JAKARTA, KOMPAS.com — Komisi Pemberantasan Korupsi akan mengajukan permohonan penerbitan red notice (surat permintaan penangkapan internasional) atas nama Neneng Sri Wahyuni, tersangka dugaan korupsi pengadaan dan supervisi pembangkit listrik tenaga surya di Kementerian Tenaga Kerja dan Transmigrasi 2008.
"Dalam proses," kata Ketua KPK Busyro Muqoddas di Gedung KPK, Jakarta, Rabu (17/8/2011). Ia ditanya apakah KPK akan mengajukan red notice atas nama Neneng.
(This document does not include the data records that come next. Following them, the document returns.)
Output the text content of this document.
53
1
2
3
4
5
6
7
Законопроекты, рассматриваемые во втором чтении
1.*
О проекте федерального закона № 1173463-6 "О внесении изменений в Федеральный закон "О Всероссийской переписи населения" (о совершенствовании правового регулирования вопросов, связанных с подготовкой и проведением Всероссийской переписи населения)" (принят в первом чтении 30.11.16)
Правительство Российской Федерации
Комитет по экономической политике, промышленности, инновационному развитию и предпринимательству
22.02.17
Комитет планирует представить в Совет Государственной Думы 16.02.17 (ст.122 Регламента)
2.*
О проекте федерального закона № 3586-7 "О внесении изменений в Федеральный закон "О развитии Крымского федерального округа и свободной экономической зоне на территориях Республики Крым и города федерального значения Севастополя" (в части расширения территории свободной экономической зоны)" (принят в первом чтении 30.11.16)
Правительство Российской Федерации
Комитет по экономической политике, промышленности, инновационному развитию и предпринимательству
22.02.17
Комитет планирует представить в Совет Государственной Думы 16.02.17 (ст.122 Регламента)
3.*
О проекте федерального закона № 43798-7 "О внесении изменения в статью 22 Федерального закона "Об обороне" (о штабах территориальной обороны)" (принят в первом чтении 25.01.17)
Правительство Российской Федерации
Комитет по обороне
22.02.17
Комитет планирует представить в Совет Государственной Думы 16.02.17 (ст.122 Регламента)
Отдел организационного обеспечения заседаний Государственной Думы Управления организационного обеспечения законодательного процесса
Neneng adalah istri Muhammad Nazaruddin, mantan Bendahara Umum Partai Demokrat yang menjadi tersangka kasus dugaan suap pembangunan wisma atlet SEA Games di Palembang. Neneng diketahui menemani Nazaruddin dalam pelariannya yang berakhir di Cartagena, Kolombia. Neneng tidak ikut ditangkap dan dipulangkan ke Indonesia karena tidak ada tindak pidana yang dilakukannya. Keberadaan Neneng kini misterius.
Busyro memastikan pengajuan red notice akan dikirimkan KPK melalui Polri, yang akan diteruskan ke kepolisian internasional (Interpol). KPK menetapkan Neneng sebagai tersangka baru dalam kasus dugaan korupsi pengadaan PLTS pada awal Agustus, sekitar 9-10 Agustus.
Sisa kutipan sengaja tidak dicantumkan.